8. Utiliser un processus de développement Agile

La meilleure façon de mettre en œuvre l’ODR est d’utiliser des cycles de développement agiles. Chaque version itérative peut alors améliorer les fonctionnalités ou l’interface afin de mieux répondre aux besoins des utilisateurs. Les utilisateurs sont ainsi impliqués tout au long du processus et seront probablement confrontés à certains aspects du système qui ne répondent pas immédiatement à leurs besoins ou à leurs attentes.  Les ajustements apportés progressivement sont une indication que le concepteur est à l’écoute des commentaires des utilisateurs et y répond continuellement, et non nécessairement que le système était mal conçu.      

9. Mettre en œuvre l’ODR par étapes

Une mise en œuvre progressive permet à l’équipe impliquée d’apprendre et de répondre aux questions soulevées par un projet pilote, avant de les présenter à un public plus large. De plus, la sensibilisation et l’acceptation au sein de la communauté des intervenants est essentielle, afin de réduire – voire d’éliminer – la résistance fondée sur la méconnaissance ou la méfiance.

10. Envisager des horaires flexibles et/ou des rôles hors site pour le personnel

L’un des principaux avantages de l’ODR, pour les utilisateurs, est son accessibilité sur Internet à tout moment et en tout lieu. Certains membres du personnel risquent donc de devoir travailler à des heures non traditionnelles, d’autres pourraient tout à fait travailler à domicile ou par satellite.           
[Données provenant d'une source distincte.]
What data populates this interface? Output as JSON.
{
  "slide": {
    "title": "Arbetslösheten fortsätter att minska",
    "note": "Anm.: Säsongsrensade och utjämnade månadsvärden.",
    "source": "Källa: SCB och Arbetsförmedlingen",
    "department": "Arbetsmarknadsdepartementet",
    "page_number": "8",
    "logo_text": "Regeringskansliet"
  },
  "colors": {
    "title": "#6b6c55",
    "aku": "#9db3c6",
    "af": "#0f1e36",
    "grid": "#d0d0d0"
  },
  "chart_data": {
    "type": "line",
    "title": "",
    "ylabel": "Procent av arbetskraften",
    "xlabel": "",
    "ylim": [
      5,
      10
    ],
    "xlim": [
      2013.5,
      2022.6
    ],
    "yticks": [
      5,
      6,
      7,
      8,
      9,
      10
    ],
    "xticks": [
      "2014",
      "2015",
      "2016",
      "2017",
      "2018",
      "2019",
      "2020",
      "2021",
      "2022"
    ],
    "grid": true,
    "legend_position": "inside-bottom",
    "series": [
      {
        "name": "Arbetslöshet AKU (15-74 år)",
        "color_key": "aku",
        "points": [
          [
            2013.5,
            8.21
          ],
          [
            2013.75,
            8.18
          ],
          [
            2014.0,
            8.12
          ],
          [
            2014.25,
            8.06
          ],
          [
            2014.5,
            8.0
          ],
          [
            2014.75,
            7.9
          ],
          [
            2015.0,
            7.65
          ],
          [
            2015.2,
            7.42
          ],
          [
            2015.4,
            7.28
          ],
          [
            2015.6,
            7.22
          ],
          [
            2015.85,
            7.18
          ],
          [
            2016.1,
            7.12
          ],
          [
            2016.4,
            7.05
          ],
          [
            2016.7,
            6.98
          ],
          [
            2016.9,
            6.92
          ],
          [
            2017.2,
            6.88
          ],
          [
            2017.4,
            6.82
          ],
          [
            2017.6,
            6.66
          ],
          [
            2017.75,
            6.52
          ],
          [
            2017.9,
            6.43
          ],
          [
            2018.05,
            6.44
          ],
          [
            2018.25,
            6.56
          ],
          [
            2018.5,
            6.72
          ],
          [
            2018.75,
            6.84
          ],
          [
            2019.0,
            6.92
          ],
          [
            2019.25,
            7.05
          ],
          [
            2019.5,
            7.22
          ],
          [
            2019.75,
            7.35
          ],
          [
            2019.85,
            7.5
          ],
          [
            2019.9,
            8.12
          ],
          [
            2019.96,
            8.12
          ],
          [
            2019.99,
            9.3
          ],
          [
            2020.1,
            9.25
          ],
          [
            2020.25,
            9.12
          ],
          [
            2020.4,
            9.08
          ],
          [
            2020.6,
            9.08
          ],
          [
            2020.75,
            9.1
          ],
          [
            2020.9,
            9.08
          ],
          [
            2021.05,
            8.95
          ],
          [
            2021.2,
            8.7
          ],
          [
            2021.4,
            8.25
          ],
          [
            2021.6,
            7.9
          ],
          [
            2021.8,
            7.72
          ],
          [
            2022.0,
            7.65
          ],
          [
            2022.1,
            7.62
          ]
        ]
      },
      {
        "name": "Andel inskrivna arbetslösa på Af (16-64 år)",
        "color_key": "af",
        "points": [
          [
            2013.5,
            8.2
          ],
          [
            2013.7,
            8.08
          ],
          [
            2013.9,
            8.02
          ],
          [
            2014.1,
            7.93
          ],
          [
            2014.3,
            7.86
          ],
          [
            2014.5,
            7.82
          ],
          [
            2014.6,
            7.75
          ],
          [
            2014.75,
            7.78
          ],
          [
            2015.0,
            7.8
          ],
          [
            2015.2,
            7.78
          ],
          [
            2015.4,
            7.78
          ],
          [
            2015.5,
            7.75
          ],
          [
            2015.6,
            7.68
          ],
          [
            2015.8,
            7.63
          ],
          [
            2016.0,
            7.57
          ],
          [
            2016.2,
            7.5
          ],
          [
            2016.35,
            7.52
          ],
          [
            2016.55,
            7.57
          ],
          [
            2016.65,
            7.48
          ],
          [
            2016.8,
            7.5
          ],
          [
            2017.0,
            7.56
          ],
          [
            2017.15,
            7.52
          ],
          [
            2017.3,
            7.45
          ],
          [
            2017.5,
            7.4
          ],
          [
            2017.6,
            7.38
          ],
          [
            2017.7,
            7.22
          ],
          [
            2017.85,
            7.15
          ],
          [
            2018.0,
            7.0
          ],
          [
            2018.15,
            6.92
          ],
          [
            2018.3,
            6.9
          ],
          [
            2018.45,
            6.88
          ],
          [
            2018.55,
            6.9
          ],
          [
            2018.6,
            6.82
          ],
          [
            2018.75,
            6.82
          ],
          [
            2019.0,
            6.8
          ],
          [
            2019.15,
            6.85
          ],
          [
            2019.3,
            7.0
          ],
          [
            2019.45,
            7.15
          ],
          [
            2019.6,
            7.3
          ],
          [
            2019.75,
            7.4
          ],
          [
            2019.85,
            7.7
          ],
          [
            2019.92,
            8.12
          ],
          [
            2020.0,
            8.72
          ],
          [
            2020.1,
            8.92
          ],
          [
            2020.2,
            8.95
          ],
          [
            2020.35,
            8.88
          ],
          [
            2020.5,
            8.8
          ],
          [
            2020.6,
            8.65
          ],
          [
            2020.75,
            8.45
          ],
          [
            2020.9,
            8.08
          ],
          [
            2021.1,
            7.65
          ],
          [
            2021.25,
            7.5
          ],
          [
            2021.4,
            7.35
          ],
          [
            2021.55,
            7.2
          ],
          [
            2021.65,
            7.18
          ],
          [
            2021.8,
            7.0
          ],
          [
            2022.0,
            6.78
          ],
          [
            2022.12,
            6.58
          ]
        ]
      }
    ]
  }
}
11. Relations entre le contrat à effet de levier et le fournisseur

« Construire ou acheter, telle est la question ». Dans la plupart des cas, l’achat d’un produit prêt à l’emploi personnalisable est une meilleure décision. En effet, une foule de problèmes sont associés aux efforts de développement interne ponctuel, y compris la documentation, la formation des utilisateurs et les ressources pour le développement continu et le soutien à long terme.

Le marché des logiciels commerciaux est robuste et concurrentiel, ce qui rend les logiciels de haute qualité accessibles aux organisations ayant une expertise technologique limitée. L’externalisation stratégique de la main-d’œuvre peut ainsi accroître les lacunes dans les compétences du personnel.

12. Mesurer le succès

Les tribunaux doivent mesurer régulièrement leurs rendements, mais pas seulement, puisqu’ils doivent également porter une attention particulière aux retours d’expériences des utilisateurs, afin de pouvoir améliorer sans cesse le processus.    

       

            Par conséquent, l’ODR n’a certainement pas vocation à s’appliquer à tout type de cas, et donc à remplacer les palais de justice. De plus, la mise en place d’une plateforme d’ODR nécessite un certain temps d’étude de marché, de vérification des prérequis et de suivi des recommandations énoncées. En effet, nous aurons l’occasion de voir, dans le dernier volet de ma trilogie de billet de blogue, que l’implantation de l’ODR implique nécessairement la prise en compte de difficultés nouvelles pour le monde de la justice. Si l’ODR est de plus en plus présent, il faut donc reconnaître que instauration se fait petits pas par petits pas.

Ce contenu a été mis à jour le 4 juillet 2019 à 18 h 17 min.